Eine kehlige Stimme rief: „He, Carranza, zum Teufel, wo steckst du? Schläfst du? Siehst du nicht, dass wir ihn haben?“
Shannon schnellte herum. Sein Revolver flog hoch. Die beiden verblüfften Soldados waren acht Schritte vor ihm. Nahe genug für Shannon, zwei Meisterschüsse zu riskieren. Schüsse, die so rasch hintereinander blitzten, dass ihr Knall verschmolz. Die Kugeln prellten den Mexikanern die Karabiner aus den Händen.
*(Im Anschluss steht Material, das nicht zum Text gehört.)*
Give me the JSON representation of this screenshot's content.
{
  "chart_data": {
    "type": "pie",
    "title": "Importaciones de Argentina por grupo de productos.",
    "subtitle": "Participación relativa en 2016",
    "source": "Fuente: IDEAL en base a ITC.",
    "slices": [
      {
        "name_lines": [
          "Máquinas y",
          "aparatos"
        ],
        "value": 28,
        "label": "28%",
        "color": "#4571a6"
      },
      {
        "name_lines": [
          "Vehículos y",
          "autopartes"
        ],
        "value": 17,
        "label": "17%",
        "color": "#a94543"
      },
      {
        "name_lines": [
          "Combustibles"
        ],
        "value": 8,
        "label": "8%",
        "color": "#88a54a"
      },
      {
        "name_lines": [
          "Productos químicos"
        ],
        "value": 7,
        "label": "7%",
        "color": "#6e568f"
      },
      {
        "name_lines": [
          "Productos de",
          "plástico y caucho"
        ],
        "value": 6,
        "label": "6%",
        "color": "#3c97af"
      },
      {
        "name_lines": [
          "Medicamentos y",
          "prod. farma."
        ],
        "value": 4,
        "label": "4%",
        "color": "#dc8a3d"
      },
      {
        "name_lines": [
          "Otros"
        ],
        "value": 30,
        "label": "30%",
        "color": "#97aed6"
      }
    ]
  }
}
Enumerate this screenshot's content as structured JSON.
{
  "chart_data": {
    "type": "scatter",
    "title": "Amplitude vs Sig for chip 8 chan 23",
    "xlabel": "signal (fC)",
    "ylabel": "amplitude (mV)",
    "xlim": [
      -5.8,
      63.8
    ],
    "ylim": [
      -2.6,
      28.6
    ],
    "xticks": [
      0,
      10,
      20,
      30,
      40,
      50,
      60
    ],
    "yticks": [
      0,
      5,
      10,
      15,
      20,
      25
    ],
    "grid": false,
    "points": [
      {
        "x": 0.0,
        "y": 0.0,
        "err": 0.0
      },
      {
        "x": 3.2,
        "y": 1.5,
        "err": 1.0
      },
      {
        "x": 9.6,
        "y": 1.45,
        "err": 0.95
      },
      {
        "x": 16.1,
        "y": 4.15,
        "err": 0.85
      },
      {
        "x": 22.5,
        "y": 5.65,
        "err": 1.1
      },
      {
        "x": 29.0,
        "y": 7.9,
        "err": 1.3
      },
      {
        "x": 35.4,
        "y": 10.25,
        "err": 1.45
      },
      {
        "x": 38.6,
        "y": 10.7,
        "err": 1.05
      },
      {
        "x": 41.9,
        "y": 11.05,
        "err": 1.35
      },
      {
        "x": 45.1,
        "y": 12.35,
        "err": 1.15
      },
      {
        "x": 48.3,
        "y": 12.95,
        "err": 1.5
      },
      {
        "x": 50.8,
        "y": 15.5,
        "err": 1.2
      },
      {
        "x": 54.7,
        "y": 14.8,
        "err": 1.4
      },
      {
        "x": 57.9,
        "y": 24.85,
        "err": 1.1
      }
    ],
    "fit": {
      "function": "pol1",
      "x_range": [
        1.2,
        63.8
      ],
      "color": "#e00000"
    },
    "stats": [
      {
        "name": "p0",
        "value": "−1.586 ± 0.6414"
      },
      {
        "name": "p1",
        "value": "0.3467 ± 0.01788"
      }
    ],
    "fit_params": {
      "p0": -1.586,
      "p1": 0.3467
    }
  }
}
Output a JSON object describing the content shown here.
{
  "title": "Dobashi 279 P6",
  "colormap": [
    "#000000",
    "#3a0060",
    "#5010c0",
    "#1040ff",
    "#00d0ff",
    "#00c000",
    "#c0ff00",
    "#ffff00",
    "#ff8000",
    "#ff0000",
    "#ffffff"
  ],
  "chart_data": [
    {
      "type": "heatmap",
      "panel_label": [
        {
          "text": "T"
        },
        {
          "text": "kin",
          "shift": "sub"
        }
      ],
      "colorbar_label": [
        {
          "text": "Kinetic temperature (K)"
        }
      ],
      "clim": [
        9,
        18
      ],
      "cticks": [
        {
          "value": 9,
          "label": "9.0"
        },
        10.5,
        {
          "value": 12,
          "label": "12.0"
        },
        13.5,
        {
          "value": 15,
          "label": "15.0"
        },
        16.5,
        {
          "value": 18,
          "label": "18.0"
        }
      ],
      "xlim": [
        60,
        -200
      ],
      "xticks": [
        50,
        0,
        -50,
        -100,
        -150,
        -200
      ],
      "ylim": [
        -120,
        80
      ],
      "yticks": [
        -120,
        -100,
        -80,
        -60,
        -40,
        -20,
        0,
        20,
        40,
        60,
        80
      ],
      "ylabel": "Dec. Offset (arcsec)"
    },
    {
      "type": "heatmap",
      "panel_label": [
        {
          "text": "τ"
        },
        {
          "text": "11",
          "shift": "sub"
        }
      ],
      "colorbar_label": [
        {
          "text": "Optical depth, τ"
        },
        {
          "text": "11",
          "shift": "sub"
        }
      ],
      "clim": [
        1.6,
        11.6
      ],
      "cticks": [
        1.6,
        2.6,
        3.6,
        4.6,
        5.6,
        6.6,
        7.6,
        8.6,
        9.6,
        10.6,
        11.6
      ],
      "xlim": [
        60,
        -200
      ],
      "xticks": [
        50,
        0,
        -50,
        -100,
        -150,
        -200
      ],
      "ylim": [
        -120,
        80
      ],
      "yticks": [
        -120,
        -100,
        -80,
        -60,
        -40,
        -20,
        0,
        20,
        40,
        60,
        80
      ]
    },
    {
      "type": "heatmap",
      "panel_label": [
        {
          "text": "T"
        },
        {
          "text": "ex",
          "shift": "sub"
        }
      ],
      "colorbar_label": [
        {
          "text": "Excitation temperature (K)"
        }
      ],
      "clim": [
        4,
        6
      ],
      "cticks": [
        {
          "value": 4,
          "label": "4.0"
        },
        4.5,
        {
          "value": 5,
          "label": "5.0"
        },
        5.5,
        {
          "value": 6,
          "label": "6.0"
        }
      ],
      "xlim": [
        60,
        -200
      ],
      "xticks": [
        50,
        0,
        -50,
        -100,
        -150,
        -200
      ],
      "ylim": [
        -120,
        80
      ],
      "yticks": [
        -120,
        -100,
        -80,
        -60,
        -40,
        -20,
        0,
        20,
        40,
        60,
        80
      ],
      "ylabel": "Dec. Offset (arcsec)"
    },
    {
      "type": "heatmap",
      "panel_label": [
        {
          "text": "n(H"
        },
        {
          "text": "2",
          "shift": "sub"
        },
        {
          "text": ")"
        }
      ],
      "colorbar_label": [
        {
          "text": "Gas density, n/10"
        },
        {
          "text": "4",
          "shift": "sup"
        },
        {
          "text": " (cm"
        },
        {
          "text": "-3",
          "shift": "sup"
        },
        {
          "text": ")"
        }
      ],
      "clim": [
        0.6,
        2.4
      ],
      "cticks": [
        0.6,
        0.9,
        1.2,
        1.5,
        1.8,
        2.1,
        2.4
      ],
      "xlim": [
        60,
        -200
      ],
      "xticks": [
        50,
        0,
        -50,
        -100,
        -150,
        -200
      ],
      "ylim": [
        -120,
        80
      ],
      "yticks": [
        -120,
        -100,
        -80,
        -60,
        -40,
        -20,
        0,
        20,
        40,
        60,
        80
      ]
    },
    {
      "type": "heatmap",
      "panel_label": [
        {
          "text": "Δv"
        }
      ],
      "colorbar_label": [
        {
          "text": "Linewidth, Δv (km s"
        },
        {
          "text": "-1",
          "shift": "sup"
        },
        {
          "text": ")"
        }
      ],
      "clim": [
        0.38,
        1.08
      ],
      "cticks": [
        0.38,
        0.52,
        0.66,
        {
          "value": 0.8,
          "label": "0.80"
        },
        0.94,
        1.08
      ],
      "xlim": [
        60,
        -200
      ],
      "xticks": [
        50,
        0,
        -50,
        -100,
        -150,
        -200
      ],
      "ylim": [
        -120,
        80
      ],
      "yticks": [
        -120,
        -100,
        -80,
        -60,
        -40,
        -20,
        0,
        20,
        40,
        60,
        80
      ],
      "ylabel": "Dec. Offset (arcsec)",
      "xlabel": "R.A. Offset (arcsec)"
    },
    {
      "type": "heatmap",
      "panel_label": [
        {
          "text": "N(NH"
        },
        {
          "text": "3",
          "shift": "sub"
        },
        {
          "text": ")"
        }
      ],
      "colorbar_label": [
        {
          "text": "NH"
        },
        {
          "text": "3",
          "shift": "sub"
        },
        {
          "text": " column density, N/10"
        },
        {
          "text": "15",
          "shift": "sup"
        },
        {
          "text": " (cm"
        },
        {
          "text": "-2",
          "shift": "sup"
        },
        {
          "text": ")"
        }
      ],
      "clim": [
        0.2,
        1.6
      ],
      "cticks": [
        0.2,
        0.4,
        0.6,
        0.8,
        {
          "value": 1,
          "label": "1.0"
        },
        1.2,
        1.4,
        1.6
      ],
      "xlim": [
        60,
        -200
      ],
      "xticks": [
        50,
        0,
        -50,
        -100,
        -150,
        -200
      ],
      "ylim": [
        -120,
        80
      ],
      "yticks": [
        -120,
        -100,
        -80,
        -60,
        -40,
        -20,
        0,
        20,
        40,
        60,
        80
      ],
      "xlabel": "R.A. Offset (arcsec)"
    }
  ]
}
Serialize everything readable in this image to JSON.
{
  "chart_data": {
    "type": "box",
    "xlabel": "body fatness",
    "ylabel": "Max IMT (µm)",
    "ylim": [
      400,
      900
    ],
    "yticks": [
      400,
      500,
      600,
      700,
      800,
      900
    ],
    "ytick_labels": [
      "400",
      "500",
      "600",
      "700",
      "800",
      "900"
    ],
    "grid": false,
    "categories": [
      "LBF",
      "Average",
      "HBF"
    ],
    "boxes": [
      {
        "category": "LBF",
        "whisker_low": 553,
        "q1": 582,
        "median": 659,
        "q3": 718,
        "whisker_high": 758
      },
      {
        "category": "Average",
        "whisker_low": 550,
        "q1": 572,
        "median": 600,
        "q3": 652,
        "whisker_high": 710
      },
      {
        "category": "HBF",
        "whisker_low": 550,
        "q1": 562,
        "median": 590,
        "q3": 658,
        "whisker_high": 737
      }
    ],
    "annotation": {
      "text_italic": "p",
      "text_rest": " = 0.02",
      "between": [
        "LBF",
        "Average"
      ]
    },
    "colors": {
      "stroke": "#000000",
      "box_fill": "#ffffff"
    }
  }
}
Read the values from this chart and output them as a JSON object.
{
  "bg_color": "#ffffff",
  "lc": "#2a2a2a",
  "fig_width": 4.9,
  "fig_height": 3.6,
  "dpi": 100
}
Fassungslos starrten sie den Gringo an, der sich mit katzenhafter Geschmeidigkeit erhob und sie angrinste.
„Buenas Dias. Señores! Nun seid mal so nett und schnallt eure Gürtelkanonen ab! Wartet nicht auf euren Freund Carranza. Der schläft tief und fest.“
Zähneknirschend gehorchten sie.
„Bring die Pferde her!“, befahl Shannon dem Mann, der eine Messernarbe über dem rechten Auge hatte. Vergiss das Wiederkommen nicht! Ich hab deinen Amigo als Faustpfand.“
Der Kerl spuckte Shannon vor die Füße, tauschte einen Blick mit seinem Gefährten und wandte sich achselzuckend ab. Der andere schwitzte. Shannons Waffe zielte auf ihn, aber sein flackernder Blick folgte dem Narbigen. Seine Mundwinkel begannen immer heftiger zu zucken, je weiter sich der andere Mexikaner entfernte. Dann blickte er ängstlich auf Shannons Revolver.
„Bei der heiligen Mutter von Guadalupe, schießen Sie nicht, Señor!“, flüsterte er atemlos. Er wird keine Rücksicht auf mich nehmen, sondern versuchen Sie zu töten, um nicht selbst von Capitan Ortega an die Wand gestellt zu ...“
Er kam mit dem Satz nicht zu Ende. Wenige Schritte vor den Felsen am Senkenrand wirbelte der mit der Messernarbe herum und hatte plötzlich wie durch Zauberei einen Revolver in der Faust, der unter seiner Uniformjacke versteckt gewesen sein musste. Shannon schleuderte sich zur Seite, stieß den Six-Shooter hoch.
Da krachte ein Gewehr, Der Narbige krümmte sich wie unter einem Peitschenschlag. Der Revolver entfiel ihm. Er brach über der Waffe zusammen.
Shannon rollte über den Sand, hörte nochmals das Schmettern des Gewehrs und sah auch den zweiten Mexikaner fallen, ebenfalls mit einem Revolver in der Faust, den er blitzschnell unter der Uniform hervorgebracht hatte. Ein deutlicher Beweis dafür, wie hartgesotten und gerissen die Kerle waren, die Ortega in seine Rebellenjäger-Truppe versammelt hatte. Aber Shannon fühlte keinen Groll mehr gegen diese wilden Burschen. Bitterkeit schnürte seine Kehle zu, als er die weit aufgerissenen Augen sah, die blicklos in den allmählich verblassenden Himmel Mexikos starrten.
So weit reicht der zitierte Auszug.